February 19, 2014 Ali Articles & Interviews Leave a Comment

Eddie has joined the campaign for Into Film a project made to help students to learn more about history through using films as a tool in schools.

Actor Eddie Redmayne says schools could use film to teach pupils about history and that the art of film-making should also be taught in the classroom

Eddie Redmayne, star of Les Miserables and the actor chosen to play Stephen Hawking in a forthcoming biopic, has called on films to be used in schools to teach children about history.

The award-winning actor said as a child he dismissed movies as nothing more than entertainment and believed the art of acting was all about Shakespeare.

Redmayne, 32, who also played the lead opposite Michelle Williams in My Week With Marilyn, said that film should be taught and promoted in schools to inspire the next generation to work in that medium.
He added that schools could use film to teach pupils about history and that the art of film-making should also be taught in the classroom.

Redmayne is supporting Into Film, a project to encourage children to watch, make and understand films. Speaking at the launch of the project at Westminster Academy, he said: “I always thought that film was entertainment, it wasn’t something you could learn from and my God, I was mistaken.”

The former Eton schoolboy said: “My life is film and it wasn’t when I was a kid. My family weren’t massively into film, I didn’t see a huge amount myself and when I was sat at school, theatre was the thing and Shakespeare.
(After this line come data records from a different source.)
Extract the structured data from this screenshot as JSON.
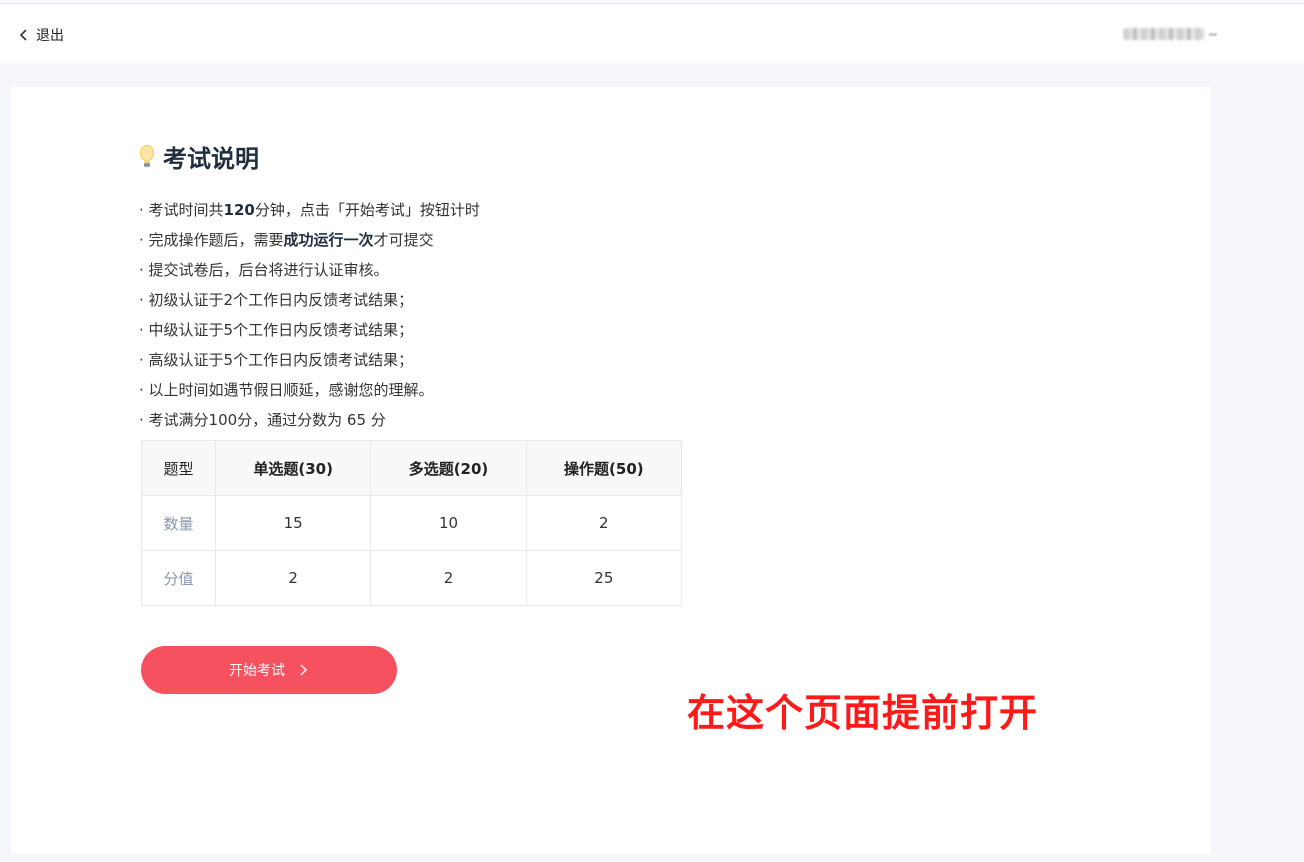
{
  "header": {
    "back_label": "退出",
    "user_name_blurred": "pxxxxxxx"
  },
  "content": {
    "title": "考试说明",
    "notes": [
      {
        "pre": "· 考试时间共",
        "bold": "120",
        "post": "分钟，点击「开始考试」按钮计时"
      },
      {
        "pre": "· 完成操作题后，需要",
        "bold": "成功运行一次",
        "post": "才可提交"
      },
      {
        "pre": "· 提交试卷后，后台将进行认证审核。",
        "bold": "",
        "post": ""
      },
      {
        "pre": "· 初级认证于2个工作日内反馈考试结果；",
        "bold": "",
        "post": ""
      },
      {
        "pre": "· 中级认证于5个工作日内反馈考试结果；",
        "bold": "",
        "post": ""
      },
      {
        "pre": "· 高级认证于5个工作日内反馈考试结果；",
        "bold": "",
        "post": ""
      },
      {
        "pre": "· 以上时间如遇节假日顺延，感谢您的理解。",
        "bold": "",
        "post": ""
      },
      {
        "pre": "· 考试满分100分，通过分数为 65 分",
        "bold": "",
        "post": ""
      }
    ],
    "table": {
      "header": [
        "题型",
        "单选题(30)",
        "多选题(20)",
        "操作题(50)"
      ],
      "rows": [
        [
          "数量",
          "15",
          "10",
          "2"
        ],
        [
          "分值",
          "2",
          "2",
          "25"
        ]
      ]
    },
    "start_button_label": "开始考试"
  },
  "annotation_text": "在这个页面提前打开",
  "colors": {
    "accent": "#f5515f",
    "annotation": "#ff1a1a",
    "title": "#1f2d3d"
  }
}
“In this country we have this great legacy and heritage, which is a wonderful thing but it made theatre be the real focus.
“So many people nowadays have mobile phones which have the capacity to film things, and they are so much more film literate and editor literate than certainly my generation or the generations above.

“I think in this day and age everyone can be a film-maker…so it’s an amazing time to be supporting this.”

The Into Film charity is attempting to boost children’s knowledge of film and help teachers to use it more in the classroom. It supports school film clubs and has organised visits by actors such as Harrison Ford and Ben Kingsley who talked to children at the Westminster Academy in October.